Throughout the year, Salado rarely takes a break from hosting such weekend events. Tourists flock to February’s A Mozart Festival in Salado, April’s Salado Wildflower Art Show, May’s Yard and Garden Tour—the list goes on. We missed the annual Christmas Stroll, a tour through the city’s historic homes, but we were lucky enough to catch a starlight performance of A Christmas Carol at the local amphitheater. Impressive acting added new zest to the Dickens classic, and we vowed to return again next year. Even though the play was accompanied by a well-stocked concession stand, Jacob and I saved our appetites for the stately Salado Mansion.
I adore a backdrop of Victorian architecture while I dine, but my husband usually eschews the dainty food that accompanies such a setting. Fortunately for us, the restaurant held the best of both worlds. We were seated on the veranda, where our waiter promptly introduced us to the restaurant’s hearty crowd-pleasers. As self-proclaimed Mexican food connoisseurs, Jacob and I weren’t disappointed by our spicy dishes. I sampled the combination plate, which included a delectable spinach enchilada and a melt-in-your-mouth tamale. Jacob, true to form, ordered his regular, grilled beef fajitas. Paired with tangy margaritas (mango for me, regular for Jacob), the meal hit the spot. We walked hand in hand into a vibrant street scene and, for the next hour, browsed through shops and galleries that had stayed open late to accommodate the influx of tourists. We passed several cozy bed-and-breakfasts, including the Inn at Salado, a historical home that looked as if had been transported from Gone with the Wind’s Tara plantation to Salado’s Main Street. Alas, we had to get back to Austin that night.
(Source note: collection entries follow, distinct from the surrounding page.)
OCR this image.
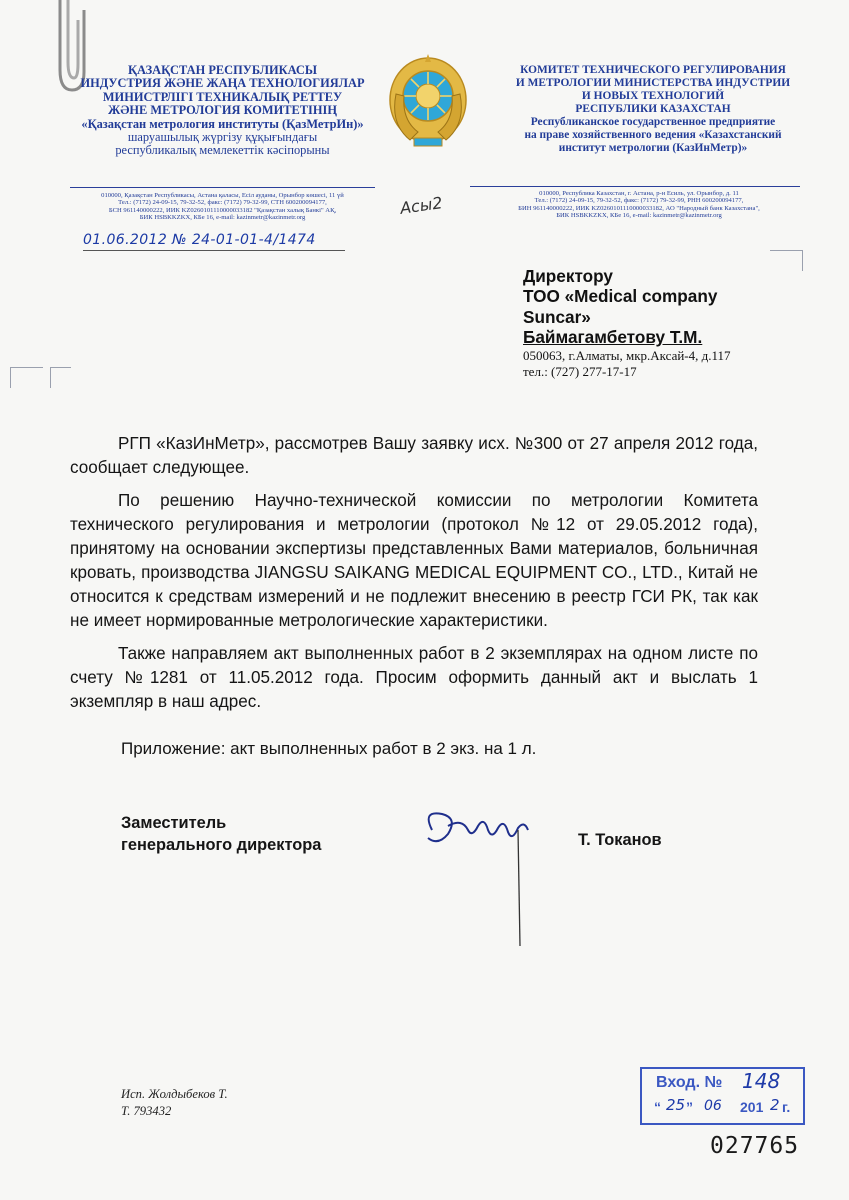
ҚАЗАҚСТАН РЕСПУБЛИКАСЫ
ИНДУСТРИЯ ЖӘНЕ ЖАҢА ТЕХНОЛОГИЯЛАР
МИНИСТРЛІГІ ТЕХНИКАЛЫҚ РЕТТЕУ
ЖӘНЕ МЕТРОЛОГИЯ КОМИТЕТІНІҢ
«Қазақстан метрология институты (ҚазМетрИн)»
шаруашылық жүргізу құқығындағы
республикалық мемлекеттік кәсіпорыны
КОМИТЕТ ТЕХНИЧЕСКОГО РЕГУЛИРОВАНИЯ
И МЕТРОЛОГИИ МИНИСТЕРСТВА ИНДУСТРИИ
И НОВЫХ ТЕХНОЛОГИЙ
РЕСПУБЛИКИ КАЗАХСТАН
Республиканское государственное предприятие
на праве хозяйственного ведения «Казахстанский
институт метрологии (КазИнМетр)»
010000, Қазақстан Республикасы, Астана қаласы, Есіл ауданы, Орынбор көшесі, 11 үй
Тел.: (7172) 24-09-15, 79-32-52, факс: (7172) 79-32-99, СТН 600200094177,
БСН 961140000222, ИИК KZ0260101110000033182 "Қазақстан халық Банкі" АҚ,
БИК HSBKKZKX, КБе 16, e-mail: kazinmetr@kazinmetr.org
010000, Республика Казахстан, г. Астана, р-н Есиль, ул. Орынбор, д. 11
Тел.: (7172) 24-09-15, 79-32-52, факс: (7172) 79-32-99, РНН 600200094177,
БИН 961140000222, ИИК KZ0260101110000033182, АО "Народный банк Казахстана",
БИК HSBKKZKX, КБе 16, e-mail: kazinmetr@kazinmetr.org
Асы2
01.06.2012 № 24-01-01-4/1474
Директору
ТОО «Medical company
Suncar»
Баймагамбетову Т.М.
050063, г.Алматы, мкр.Аксай-4, д.117
тел.: (727) 277-17-17

РГП «КазИнМетр», рассмотрев Вашу заявку исх. №300 от 27 апреля 2012 года, сообщает следующее.

По решению Научно-технической комиссии по метрологии Комитета технического регулирования и метрологии (протокол №12 от 29.05.2012 года), принятому на основании экспертизы представленных Вами материалов, больничная кровать, производства JIANGSU SAIKANG MEDICAL EQUIPMENT CO., LTD., Китай не относится к средствам измерений и не подлежит внесению в реестр ГСИ РК, так как не имеет нормированные метрологические характеристики.

Также направляем акт выполненных работ в 2 экземплярах на одном листе по счету №1281 от 11.05.2012 года. Просим оформить данный акт и выслать 1 экземпляр в наш адрес.

Приложение: акт выполненных работ в 2 экз. на 1 л.
Заместитель
генерального директора	Т. Токанов
Исп. Жолдыбеков Т.
Т. 793432
Вход. № 148
“ 25 ” 06 201 2 г.
027765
But that wasn’t the last Salado had seen of me. I’d had so much fun that on a lazy Tuesday a few weeks later, I headed back to the peaceful village to scout out any local haunts I’d missed on my maiden voyage. At the Salado Visitors Center, you can pick up a driving tape tour for $5 with a $5 deposit. I asked two friendly workers at the center if there was anything I’d bypassed on the first go-round. They both urged me to take in more of the local antiquing and art; with more than one hundred shops, it’s what Salado is best known for. But they also insisted that I come back later in the spring, when the owners of the Salado Silver Spur Theater would begin the 2006 season. The theater, I learned, was operated by a local couple who had transformed an old grainery into a venue for picture shows, Vaudeville performances, and live music. I was sorry I wouldn’t find entertainment at the Silver Spur that day, but I figured it would be a good excuse to return again soon.
Luckily, I found plenty to do with my afternoon. I stopped by the Wells Gallery, which showcases bronze sculptures created by local wildlife artist Ronnie Wells, and Mud Pies Pottery, which features functional stoneware molded by Texan hands. At Garden Spirits, I marveled at a tree limb that was growing through the middle of the store and perused a substantial display of soaps, candles, and Burt’s Bees products. Then I headed back across town to Horsefeathers. The bright yellow house with a red roof caught my eye, but the fabulous home decor pieces inside kept me browsing for the better part of an hour. By the time I had made my way through the store—which is laid out like a private residence, with merchandise expertly coordinated in a bedroom, living room, kitchen, and foyer—I had found artistic solutions for every shred of unoccupied wall and floor space in my home. Ah, another day.